Neither did Lon McFane, when he affirmed that anchor-ice was even more so; nor did Bettles, as he instantly disagreed, declaring the very existence of such a form to be a bugaboo.
'An' ye'd be tellin' me this,' cried Lon, 'after the years ye've spint in the land! An' we atin' out the same pot this many's the day!' 'But the thing's agin reasin,' insisted Bettles.

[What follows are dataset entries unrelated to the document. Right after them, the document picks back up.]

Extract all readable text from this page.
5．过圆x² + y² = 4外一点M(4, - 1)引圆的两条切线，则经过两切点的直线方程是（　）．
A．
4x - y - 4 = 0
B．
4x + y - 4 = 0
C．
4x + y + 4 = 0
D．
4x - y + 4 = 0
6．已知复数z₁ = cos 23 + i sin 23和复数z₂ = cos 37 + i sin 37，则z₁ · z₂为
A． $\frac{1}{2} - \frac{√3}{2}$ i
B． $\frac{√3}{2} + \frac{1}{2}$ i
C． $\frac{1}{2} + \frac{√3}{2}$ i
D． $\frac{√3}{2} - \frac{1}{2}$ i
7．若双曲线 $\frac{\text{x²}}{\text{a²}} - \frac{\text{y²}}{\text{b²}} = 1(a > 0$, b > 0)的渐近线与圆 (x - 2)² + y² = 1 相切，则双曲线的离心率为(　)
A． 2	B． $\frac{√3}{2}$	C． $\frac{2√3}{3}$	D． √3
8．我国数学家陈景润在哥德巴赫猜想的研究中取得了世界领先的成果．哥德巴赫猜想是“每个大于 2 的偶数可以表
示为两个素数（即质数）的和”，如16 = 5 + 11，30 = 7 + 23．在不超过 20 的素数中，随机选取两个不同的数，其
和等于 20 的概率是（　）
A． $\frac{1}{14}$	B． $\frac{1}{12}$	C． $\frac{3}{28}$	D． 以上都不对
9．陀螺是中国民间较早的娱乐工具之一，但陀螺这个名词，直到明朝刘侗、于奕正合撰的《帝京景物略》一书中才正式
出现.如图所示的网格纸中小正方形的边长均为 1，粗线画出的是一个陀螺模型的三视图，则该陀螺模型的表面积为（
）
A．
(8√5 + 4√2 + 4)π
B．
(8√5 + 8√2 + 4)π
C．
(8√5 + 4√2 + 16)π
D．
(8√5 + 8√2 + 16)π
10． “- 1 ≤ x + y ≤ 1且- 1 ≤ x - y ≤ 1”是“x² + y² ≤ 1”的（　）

'Look you, water's warmer than ice-' 'An' little the difference, once ye break through.'
'Still it's warmer, because it ain't froze. An' you say it freezes on the bottom?' 'Only the anchor-ice, David, only the anchor-ice. An' have ye niver drifted along, the water clear as glass, whin suddin, belike a cloud over the sun, the mushy-ice comes bubblin' up an' up till from bank to bank an' bind to bind it's drapin' the river like a first snowfall?' 'Unh, hunh! more'n once when I took a doze at the steering-oar. But it allus come out the nighest side-channel, an' not bubblin' up an' up.' 'But with niver a wink at the helm?'
'No; nor you. It's agin reason. I'll leave it to any man!' Bettles appealed to the circle about the stove, but the fight was on between himself and Lon McFane.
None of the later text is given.